I avoided those smiling windows for a long time

overgrown with grass,

and the roof that greedily sank more and more into the earth,

and I knew, along the left corridor to the kitchen,

there are nine my footprints

on the sixth step, a few tears and an inaudible sigh

to my mother,

then people came to know the power of planes to see

from on high, to look down on orange houses

with smiling windows,

I had already forgotten my father's room for a long time

and the gas lamp, the hills beloved books, left open...

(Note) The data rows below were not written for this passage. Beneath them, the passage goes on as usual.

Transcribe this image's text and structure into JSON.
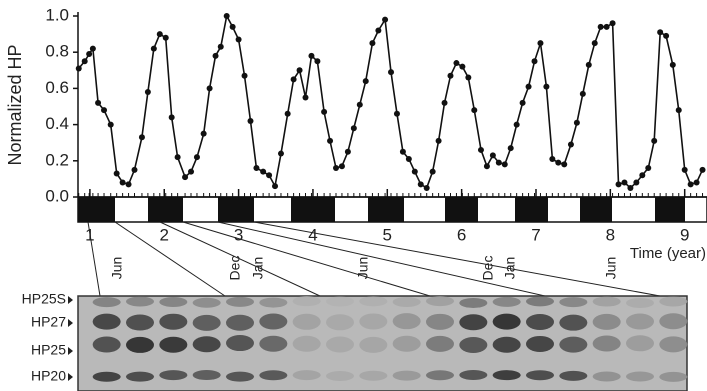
{
  "chart_data": {
    "type": "line",
    "y_label": "Normalized HP",
    "x_label": "Time (year)",
    "x": [
      0.85,
      0.93,
      0.99,
      1.04,
      1.11,
      1.19,
      1.28,
      1.36,
      1.44,
      1.52,
      1.6,
      1.7,
      1.78,
      1.86,
      1.94,
      2.02,
      2.1,
      2.18,
      2.28,
      2.36,
      2.44,
      2.53,
      2.61,
      2.69,
      2.76,
      2.84,
      2.92,
      3.0,
      3.08,
      3.16,
      3.24,
      3.33,
      3.41,
      3.49,
      3.57,
      3.66,
      3.74,
      3.82,
      3.9,
      3.98,
      4.06,
      4.15,
      4.23,
      4.31,
      4.39,
      4.47,
      4.55,
      4.63,
      4.71,
      4.8,
      4.88,
      4.97,
      5.05,
      5.13,
      5.21,
      5.29,
      5.37,
      5.45,
      5.53,
      5.61,
      5.69,
      5.77,
      5.85,
      5.93,
      6.01,
      6.09,
      6.17,
      6.26,
      6.34,
      6.42,
      6.5,
      6.58,
      6.66,
      6.74,
      6.82,
      6.9,
      6.98,
      7.06,
      7.14,
      7.22,
      7.3,
      7.38,
      7.47,
      7.55,
      7.63,
      7.71,
      7.79,
      7.87,
      7.95,
      8.03,
      8.11,
      8.19,
      8.27,
      8.35,
      8.43,
      8.51,
      8.59,
      8.67,
      8.75,
      8.84,
      8.92,
      9.0,
      9.08,
      9.16,
      9.24
    ],
    "values": [
      0.71,
      0.75,
      0.79,
      0.82,
      0.52,
      0.48,
      0.4,
      0.13,
      0.08,
      0.07,
      0.15,
      0.33,
      0.58,
      0.82,
      0.9,
      0.88,
      0.44,
      0.22,
      0.11,
      0.14,
      0.22,
      0.35,
      0.6,
      0.78,
      0.83,
      1.0,
      0.94,
      0.87,
      0.67,
      0.42,
      0.16,
      0.14,
      0.12,
      0.06,
      0.24,
      0.46,
      0.65,
      0.7,
      0.55,
      0.78,
      0.75,
      0.47,
      0.31,
      0.16,
      0.17,
      0.25,
      0.38,
      0.51,
      0.64,
      0.85,
      0.92,
      0.98,
      0.69,
      0.46,
      0.25,
      0.21,
      0.14,
      0.07,
      0.05,
      0.14,
      0.31,
      0.52,
      0.67,
      0.74,
      0.72,
      0.66,
      0.48,
      0.26,
      0.17,
      0.23,
      0.19,
      0.18,
      0.27,
      0.4,
      0.52,
      0.61,
      0.75,
      0.85,
      0.61,
      0.21,
      0.19,
      0.18,
      0.29,
      0.41,
      0.57,
      0.73,
      0.85,
      0.94,
      0.94,
      0.96,
      0.07,
      0.08,
      0.05,
      0.08,
      0.12,
      0.16,
      0.31,
      0.91,
      0.89,
      0.73,
      0.48,
      0.15,
      0.07,
      0.08,
      0.15
    ],
    "color": "#111111",
    "xlim": [
      0.84,
      9.3
    ],
    "xticks": [
      1,
      2,
      3,
      4,
      5,
      6,
      7,
      8,
      9
    ],
    "ylim": [
      0,
      1
    ],
    "yticks": [
      {
        "value": 0,
        "label": "0.0"
      },
      {
        "value": 0.2,
        "label": "0.2"
      },
      {
        "value": 0.4,
        "label": "0.4"
      },
      {
        "value": 0.6,
        "label": "0.6"
      },
      {
        "value": 0.8,
        "label": "0.8"
      },
      {
        "value": 1,
        "label": "1.0"
      }
    ]
  },
  "blot": {
    "band_labels": [
      "HP25S",
      "HP27",
      "HP25",
      "HP20"
    ],
    "month_labels": [
      "Jun",
      "Dec",
      "Jan",
      "Jun",
      "Dec",
      "Jan",
      "Jun"
    ]
  }
}
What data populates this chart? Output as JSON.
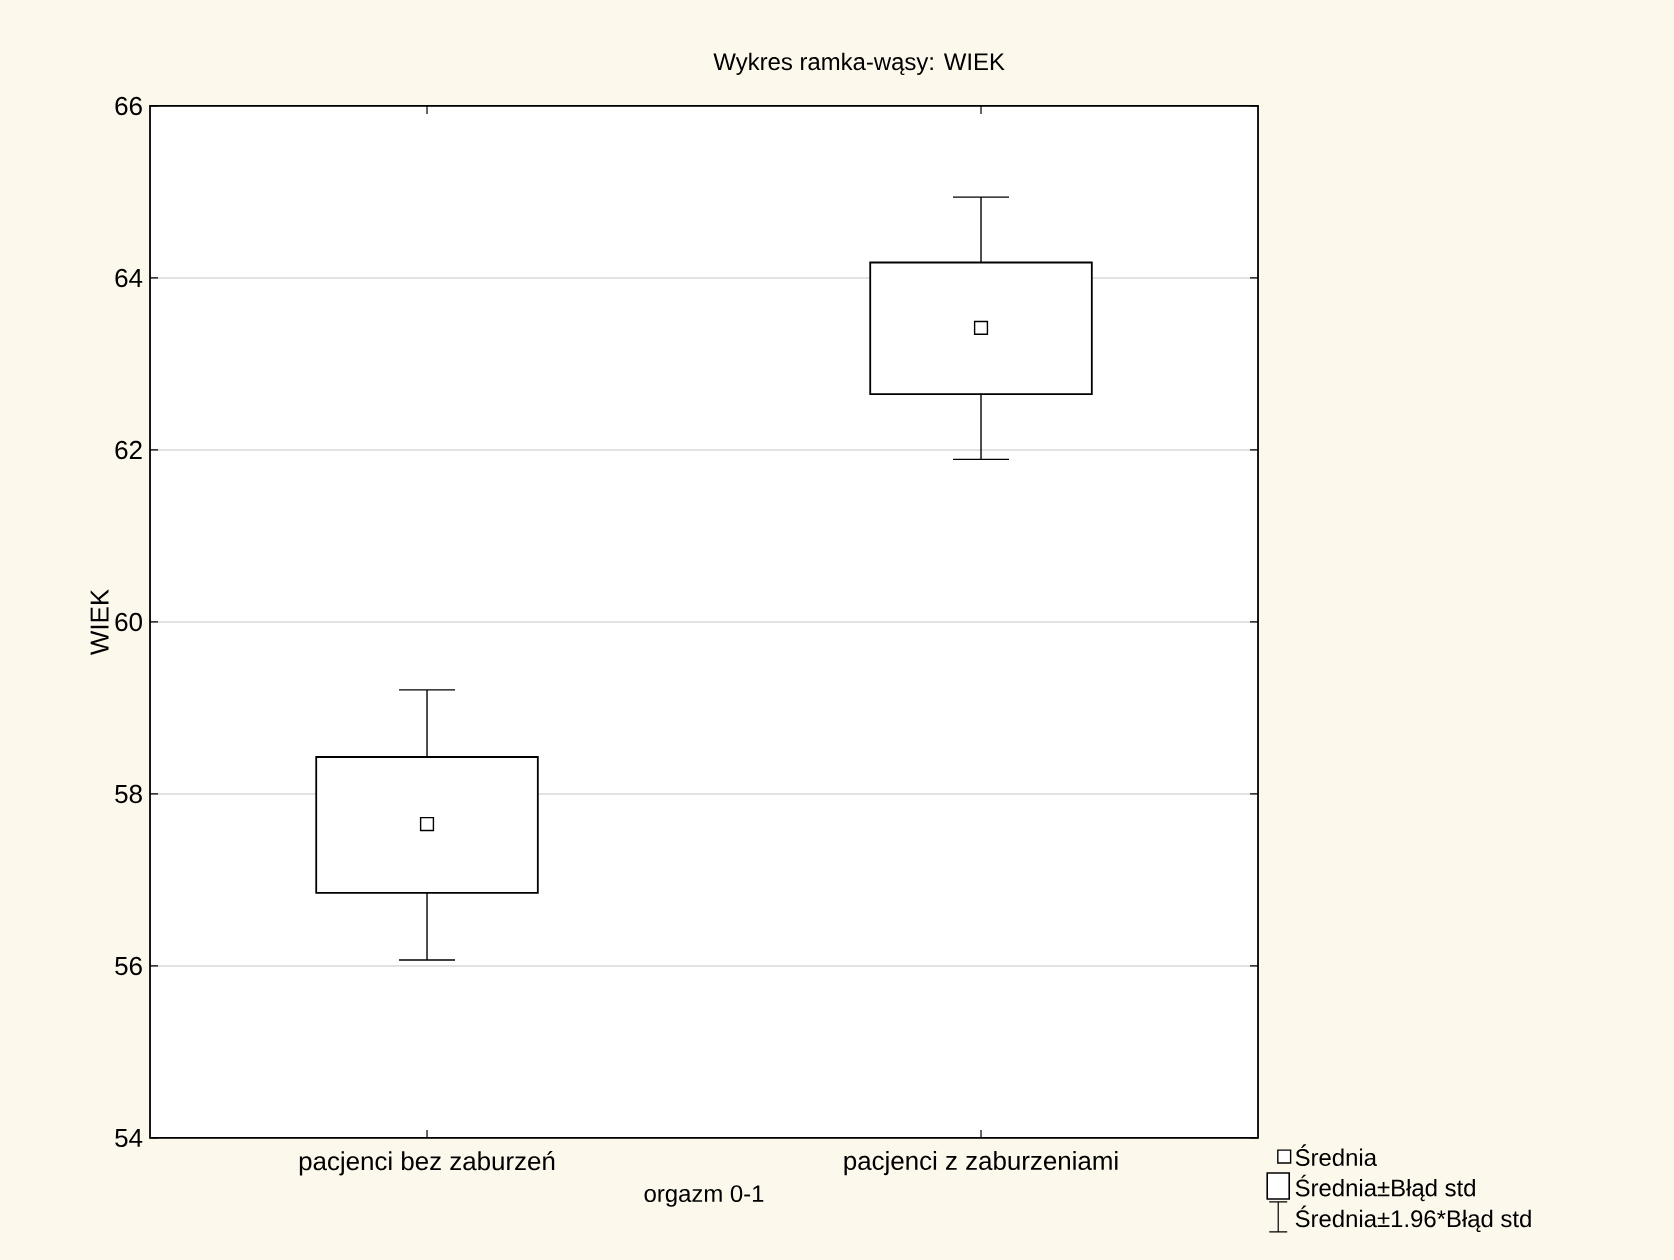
{
  "chart_data": {
    "type": "box",
    "title": "Wykres ramka-wąsy:      WIEK",
    "xlabel": "orgazm 0-1",
    "ylabel": "WIEK",
    "categories": [
      "pacjenci bez zaburzeń",
      "pacjenci z zaburzeniami"
    ],
    "ylim": [
      54,
      66
    ],
    "yticks": [
      54,
      56,
      58,
      60,
      62,
      64,
      66
    ],
    "grid": "y",
    "legend": "bottom right",
    "annotations": [
      "Średnia±1.96*Błąd std"
    ],
    "series": [
      {
        "name": "Średnia",
        "type": "scatter",
        "color": "#000000",
        "marker": "square",
        "values": [
          57.65,
          63.42
        ],
        "errors": [
          [
            56.07,
            59.21
          ],
          [
            61.89,
            64.94
          ]
        ]
      },
      {
        "name": "Średnia±Błąd std",
        "type": "bar",
        "color": "#000000",
        "base": [
          56.85,
          62.65
        ],
        "values": [
          1.58,
          1.53
        ]
      }
    ]
  }
}
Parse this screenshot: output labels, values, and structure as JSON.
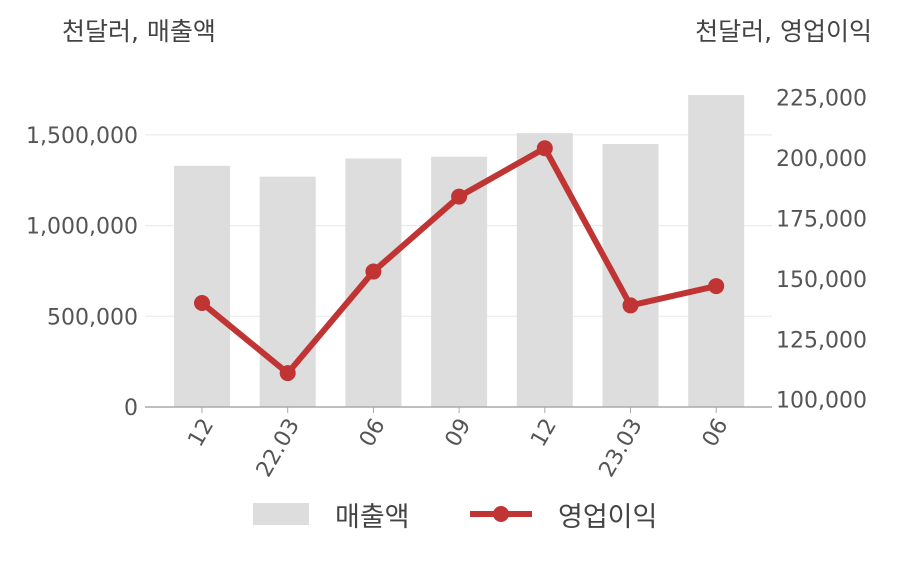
{
  "units": {
    "left": "천달러, 매출액",
    "right": "천달러, 영업이익"
  },
  "colors": {
    "bar": "#dddddd",
    "line": "#c03434",
    "grid": "#e8e8e8",
    "axis": "#aaaaaa"
  },
  "chart_data": {
    "type": "bar",
    "categories": [
      "12",
      "22.03",
      "06",
      "09",
      "12",
      "23.03",
      "06"
    ],
    "series": [
      {
        "name": "매출액",
        "type": "bar",
        "axis": "left",
        "values": [
          1330000,
          1270000,
          1370000,
          1380000,
          1510000,
          1450000,
          1720000
        ]
      },
      {
        "name": "영업이익",
        "type": "line",
        "axis": "right",
        "values": [
          140000,
          111000,
          153000,
          184000,
          204000,
          139000,
          147000
        ]
      }
    ],
    "left_axis": {
      "ylim": [
        0,
        1720000
      ],
      "ticks": [
        0,
        500000,
        1000000,
        1500000
      ],
      "tick_labels": [
        "0",
        "500,000",
        "1,000,000",
        "1,500,000"
      ]
    },
    "right_axis": {
      "ylim": [
        97000,
        226000
      ],
      "ticks": [
        100000,
        125000,
        150000,
        175000,
        200000,
        225000
      ],
      "tick_labels": [
        "100,000",
        "125,000",
        "150,000",
        "175,000",
        "200,000",
        "225,000"
      ]
    },
    "grid": true,
    "legend": "bottom"
  }
}
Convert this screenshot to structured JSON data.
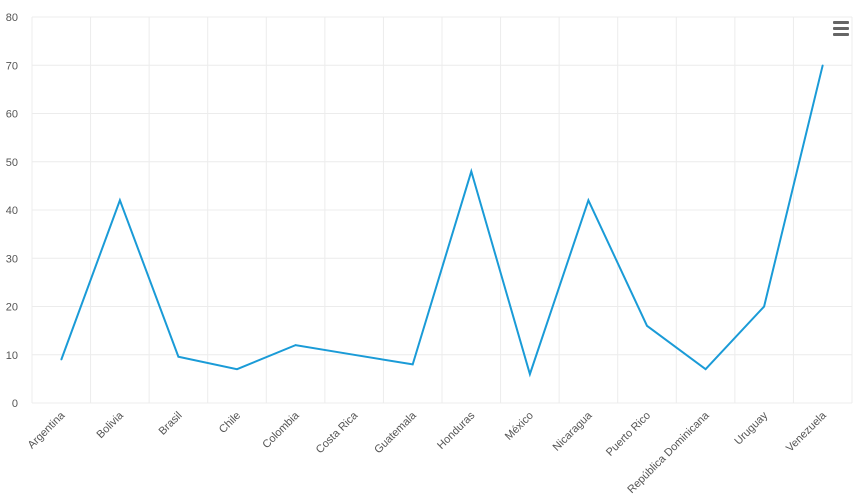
{
  "chart_data": {
    "type": "line",
    "title": "",
    "xlabel": "",
    "ylabel": "",
    "categories": [
      "Argentina",
      "Bolivia",
      "Brasil",
      "Chile",
      "Colombia",
      "Costa Rica",
      "Guatemala",
      "Honduras",
      "México",
      "Nicaragua",
      "Puerto Rico",
      "República Dominicana",
      "Uruguay",
      "Venezuela"
    ],
    "series": [
      {
        "values": [
          9,
          42,
          9.6,
          7,
          12,
          10,
          8,
          48,
          6,
          42,
          16,
          7,
          20,
          70
        ]
      }
    ],
    "ylim": [
      0,
      80
    ],
    "yticks": [
      0,
      10,
      20,
      30,
      40,
      50,
      60,
      70,
      80
    ],
    "grid": true,
    "legend": "none",
    "colors": {
      "line": "#1a9bd7",
      "grid": "#ececec",
      "axis_text": "#555555"
    }
  },
  "toolbar": {
    "menu_icon": "hamburger-menu-icon"
  }
}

none of them he took, and after the third spring

everything remained as if nothing had happened,

and for a long time, there was no one there, neither us, nor the planes,

only mother every day before sunset, before it cools down,

would have traveled 16 kilometers back,

I asked her why, she said:

it is not right, son, to extinguish the family hearth.

 

SILVANA DIMITRIEVSKA

 

SILVANA DIMITRIEVSKA is graduated philologist and journalist. She was the coordinator of the literary circle 'Mugri' and the editor of the poetry almanac of the same name. She is represented in the Anthology of recent Macedonian poetry for young people Purpurni izvori by Suzana V. Spasovska, the anthology One Hundred and One Poems, edited by famous Macedonian poetess Svetlana Hristova Jocic, the collection of poetry and short prose by young people from the former Yugoslav territories Manuscript 30. Silvana writes poetry, short prose, essays and haiku verses. She is the author of the anthology Angels with five wings, published as part of Struga evenings of poetry. She appears as a reviewer of several collections of poetry by young authors. She is the winner of the second and third 'Blaze Koneski' prize for a scientific essay. For her first collection of poetry, “You, who came out of a song”, she won the prestige national 'Aco Karamanov' award. For her short story 'Butterfly Skirt' he won the first prize of the contest 'I tell a photo 2021' announced by the Holocaust Fund of the Jews of Macedonia. This year, she won several national and international awards and recognations.